Receipt of selection of
goods suppliers

Purchase
orders and
Follow Up
Important Terms:
 Bill of material: whenever a job or work order is taken in hand a complete schedule of such
materials, parts etc., along with their specifications is prepared by the planning department
and the drawing office, as would be required in completing that work. This schedule is
known as bill of materials. A copy of this bill is sent to store-keeper so that he may keep
those materials ready in stock for use in that work. The store-keeper submits the purchase
requisition on the basis of bill of materials received from different works, if he finds the
stock is short to meet the requirement. This bill is a sort of budget of materials which would
be required for completing the particular work and it, therefore contains the small as well as
highly significant items to be used therein.
 Bin-card: A bin card also known as Bin tag or stock card is a card showing quantitative
record of the receipts, issues and closing balances of the material kept in the corresponding
bin. The bin card is place in the bin or shelf or is hung over the almirah or the rack
otherwise known as Bin. Separate bin cards are prepared for each item of stores and if two
different materials are kept in one almirah, two bin cards, one for each are prepared, treating
the almirah as two bins.
 Books for recording of materials: The store accountant keeps the following books:
 Material inward book: This book is prepared by the store keeper on the basis of
goods received note. All materials which have been purchased and kept in store are
recorded in this book.
 Material issue book: This book is prepared on the basis of material requisition
form. Those material which are issued from store for completion of any work order,
job or department are recorded in this book in such a manner so that the direct and
indirect material issued can be identified properly.
 Material return book: This book is prepared with the help of material return note.

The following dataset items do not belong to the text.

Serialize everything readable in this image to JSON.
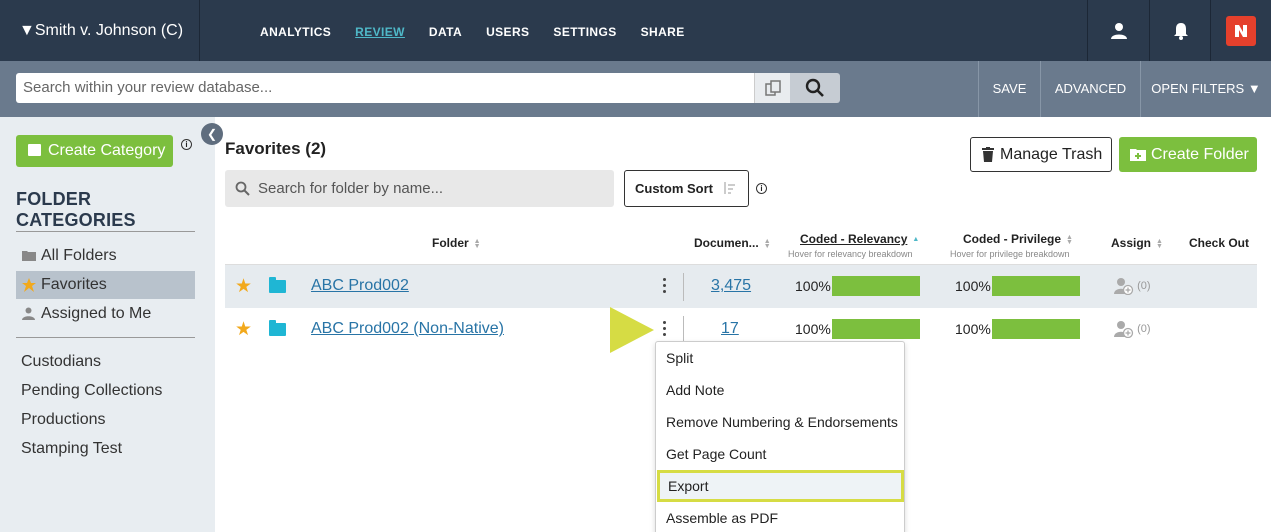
{
  "case": {
    "title": "▼Smith v. Johnson (C)"
  },
  "nav": {
    "items": [
      "ANALYTICS",
      "REVIEW",
      "DATA",
      "USERS",
      "SETTINGS",
      "SHARE"
    ],
    "active": "REVIEW"
  },
  "top_icons": [
    "user-icon",
    "bell-icon",
    "logo-icon"
  ],
  "search": {
    "placeholder": "Search within your review database...",
    "save": "SAVE",
    "advanced": "ADVANCED",
    "open_filters": "OPEN FILTERS ▼"
  },
  "sidebar": {
    "create_category": "Create Category",
    "heading": "FOLDER CATEGORIES",
    "items": [
      {
        "label": "All Folders",
        "icon": "folder-icon"
      },
      {
        "label": "Favorites",
        "icon": "star-icon",
        "active": true
      },
      {
        "label": "Assigned to Me",
        "icon": "person-icon"
      }
    ],
    "links": [
      "Custodians",
      "Pending Collections",
      "Productions",
      "Stamping Test"
    ]
  },
  "main": {
    "title": "Favorites (2)",
    "manage_trash": "Manage Trash",
    "create_folder": "Create Folder",
    "folder_search_placeholder": "Search for folder by name...",
    "custom_sort": "Custom Sort",
    "columns": {
      "folder": "Folder",
      "documents": "Documen...",
      "relevancy": "Coded - Relevancy",
      "relevancy_sub": "Hover for relevancy breakdown",
      "privilege": "Coded - Privilege",
      "privilege_sub": "Hover for privilege breakdown",
      "assign": "Assign",
      "checkout": "Check Out"
    },
    "rows": [
      {
        "name": "ABC Prod002",
        "docs": "3,475",
        "relevancy": "100%",
        "privilege": "100%",
        "assign": "(0)"
      },
      {
        "name": "ABC Prod002 (Non-Native)",
        "docs": "17",
        "relevancy": "100%",
        "privilege": "100%",
        "assign": "(0)"
      }
    ]
  },
  "menu": {
    "items": [
      "Split",
      "Add Note",
      "Remove Numbering & Endorsements",
      "Get Page Count",
      "Export",
      "Assemble as PDF"
    ],
    "selected": "Export"
  },
  "colors": {
    "nav_bg": "#2b3a4d",
    "accent_green": "#7cbf3e",
    "highlight_yellow": "#d6dc44",
    "link_blue": "#2874a6",
    "folder_cyan": "#1fb6d4",
    "star_orange": "#f2a91c",
    "logo_red": "#e5402c"
  }
}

When a department sends the unconsumed material back to store, then it is recorded
in this book.
 Material transfer book: This book is prepared on the basis of material transfer
note. When certain material is transferred from one department to another then
records are made in this book.
 Store ledger: It is a record of stores, both in quantity and value and is maintained by
the stores accountant. It is similar to bin card but with the main difference that value
of material is shown in the store ledger.

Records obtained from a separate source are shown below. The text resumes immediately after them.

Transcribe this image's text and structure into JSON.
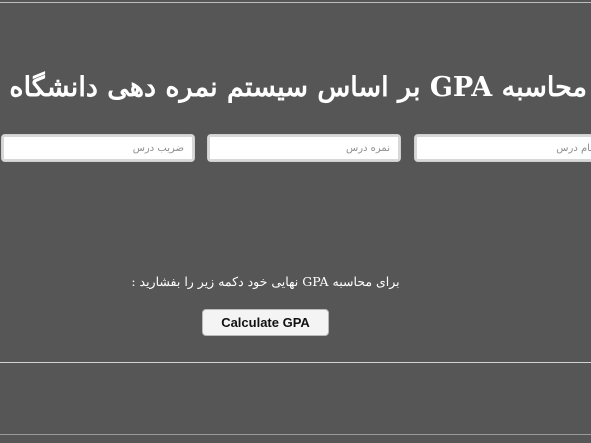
{
  "header": {
    "title": "محاسبه GPA بر اساس سیستم نمره دهی دانشگاه های"
  },
  "course_row": {
    "coefficient_placeholder": "ضریب درس",
    "grade_placeholder": "نمره درس",
    "name_placeholder": "نام درس"
  },
  "instruction": "برای محاسبه GPA نهایی خود دکمه زیر را بفشارید :",
  "actions": {
    "calculate_label": "Calculate GPA"
  },
  "colors": {
    "background": "#565656",
    "text": "#ffffff",
    "button_background": "#f4f4f4"
  }
}
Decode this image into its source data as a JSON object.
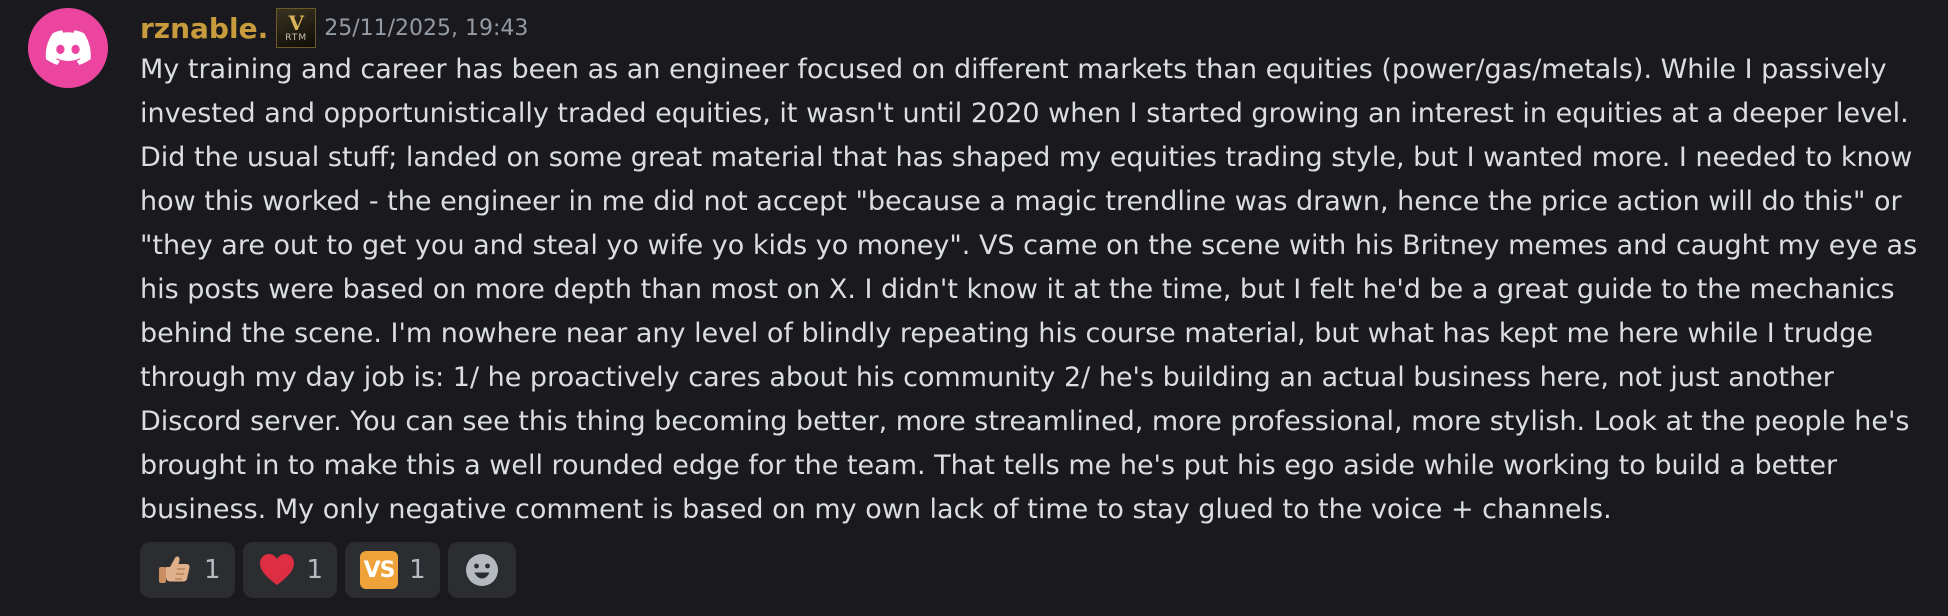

 Issue of materials: there are three important notes under this- requisition note, material
returned note and material transfer note.

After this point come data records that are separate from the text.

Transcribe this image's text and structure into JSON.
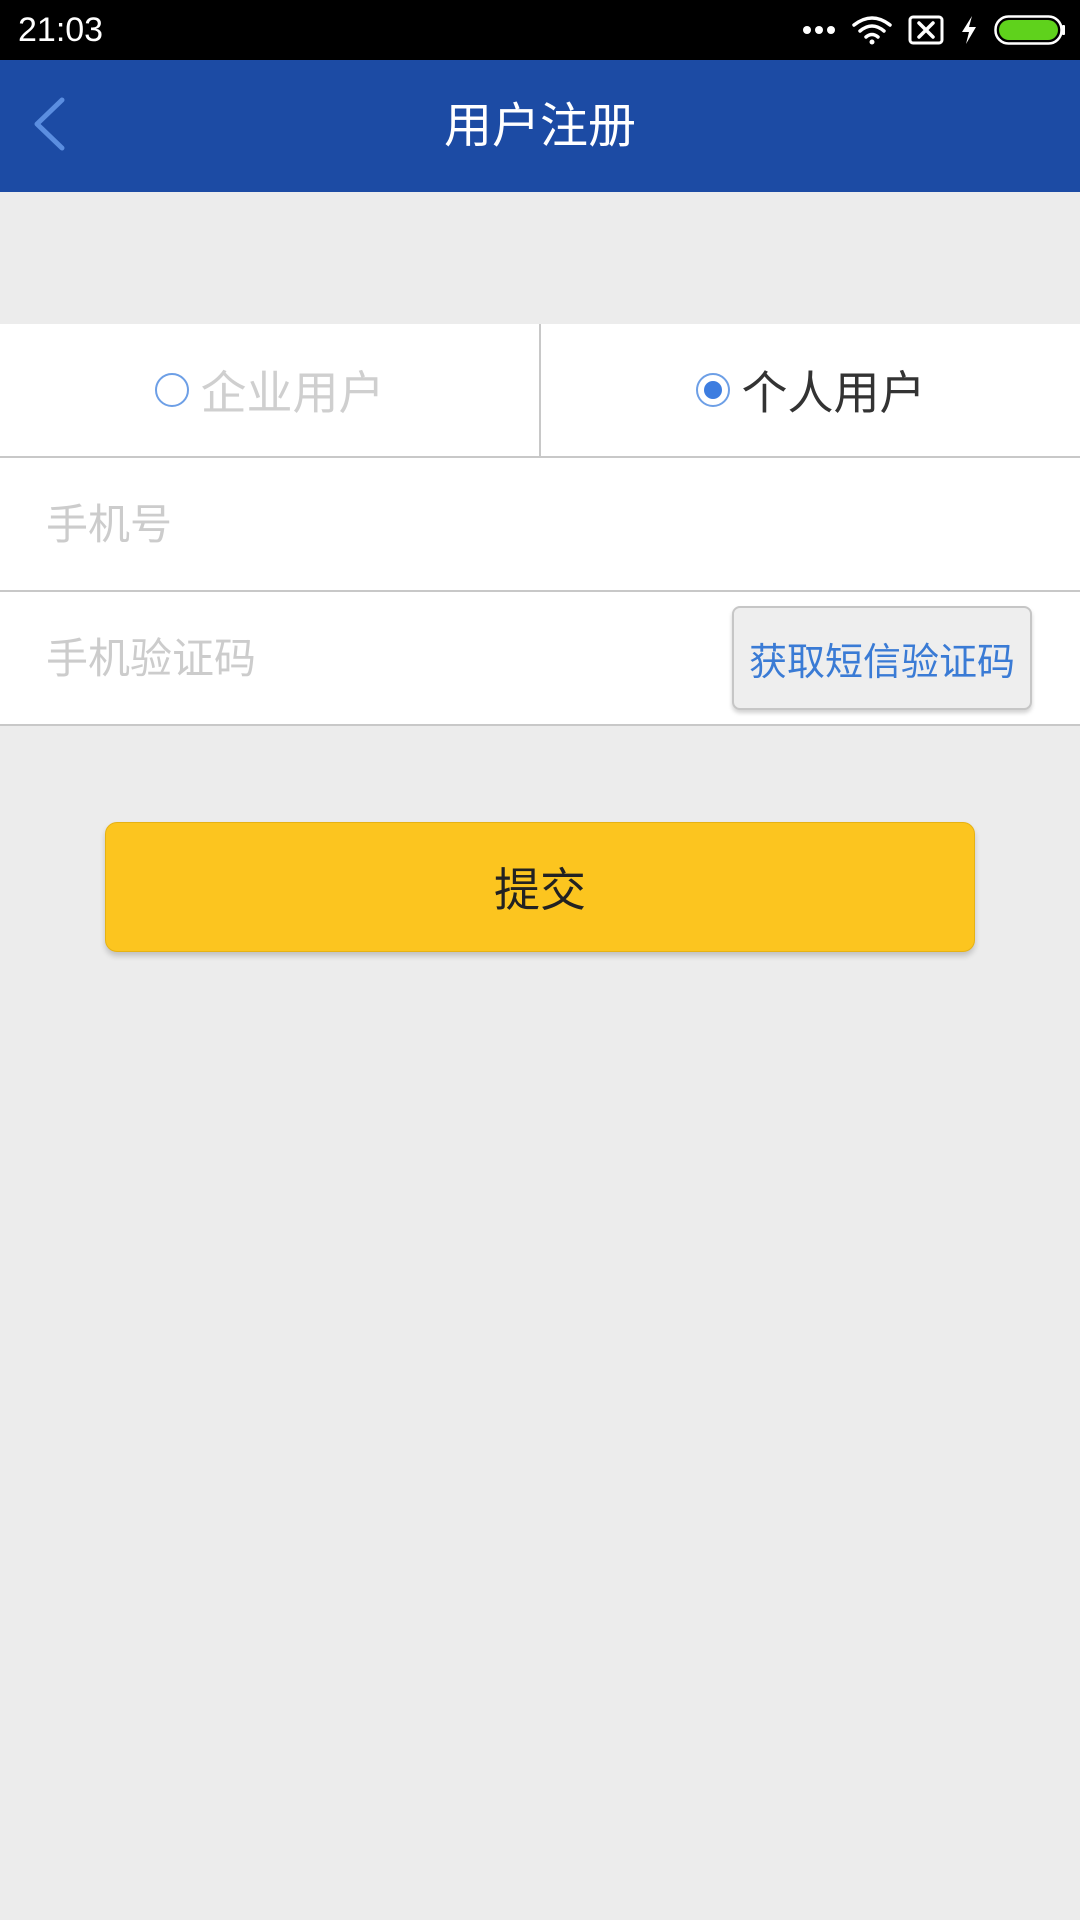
{
  "status_bar": {
    "time": "21:03",
    "icons": [
      "more-dots-icon",
      "wifi-icon",
      "sim-error-icon",
      "charging-icon",
      "battery-icon"
    ],
    "battery_color": "#5fd21c"
  },
  "header": {
    "back_icon": "chevron-left-icon",
    "title": "用户注册",
    "background": "#1c4ba4"
  },
  "user_type": {
    "options": [
      {
        "label": "企业用户",
        "selected": false
      },
      {
        "label": "个人用户",
        "selected": true
      }
    ]
  },
  "form": {
    "phone_placeholder": "手机号",
    "code_placeholder": "手机验证码",
    "sms_button_label": "获取短信验证码"
  },
  "submit": {
    "label": "提交",
    "color": "#fcc51f"
  }
}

 Requisition note: The store keeper issues the materials from the stores on the
receipt of a document known as store requisition. The store requisition is the
document authorising the store keeper to issue materials noted therein.
 Material returned note: On the completion of work, the material left unused are
returned to the store-keeper. A material Return note is prepared in triplicate by the
department returning the material. The material is sent to the store keeper along with
these three copies. The store keeper keeps a copy with him and returns two copies
after receiving the material and signing them. One of these two copies is sent by the
department to the stores accountant for accounting.
 Material transfer note: Transfer of material from one department to another is
generally not permitted except in exceptional circumstances to avoid loss of time
and labour. If a department has excess material and the other department is in need
of the same, the transfer can be allowed on the basis of material transfer note.